La réponse du marché
Autre signe de ce ralentissement, les ventes ont baissé de 26% en janvier de cette année par rapport à décembre 2023, souffrant de la réduction des subventions ou de règles plus strictes en Allemagne et en France, ainsi que de la baisse des ventes en Chine, selon le cabinet Rho Motion. Un autre indice, qui ne doit pas être négligé, est que les principales sociétés de location de voitures, telles que Hertz, renoncent à remplacer les véhicules électriques de leur flotte américaine, qui compte environ 20 000 voitures, par des véhicules à essence.

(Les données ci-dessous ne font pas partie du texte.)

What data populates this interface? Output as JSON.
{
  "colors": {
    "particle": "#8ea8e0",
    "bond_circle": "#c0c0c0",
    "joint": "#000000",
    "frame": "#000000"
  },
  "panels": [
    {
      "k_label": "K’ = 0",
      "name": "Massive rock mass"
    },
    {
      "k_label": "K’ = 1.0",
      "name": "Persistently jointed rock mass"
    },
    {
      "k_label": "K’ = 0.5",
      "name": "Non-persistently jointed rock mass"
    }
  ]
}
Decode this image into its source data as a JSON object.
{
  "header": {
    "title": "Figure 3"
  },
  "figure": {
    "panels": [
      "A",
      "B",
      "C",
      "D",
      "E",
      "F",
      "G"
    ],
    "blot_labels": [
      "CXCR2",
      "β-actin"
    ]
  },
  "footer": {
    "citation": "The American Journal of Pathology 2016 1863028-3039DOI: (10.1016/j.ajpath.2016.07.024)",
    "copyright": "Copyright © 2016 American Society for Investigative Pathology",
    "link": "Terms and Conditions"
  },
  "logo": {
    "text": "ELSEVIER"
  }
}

Cette décision surprend alors que l’entreprise s’était fixé pour objectif d’électrifier 25 % de sa flotte d’ici à la fin 2024. Cette décision s’explique par des risques plus importants en cas d’accident, en raison du poids du véhicule et de l’instabilité des batteries ; des dommages plus importants et, par conséquent, des primes d’assurance plus élevées.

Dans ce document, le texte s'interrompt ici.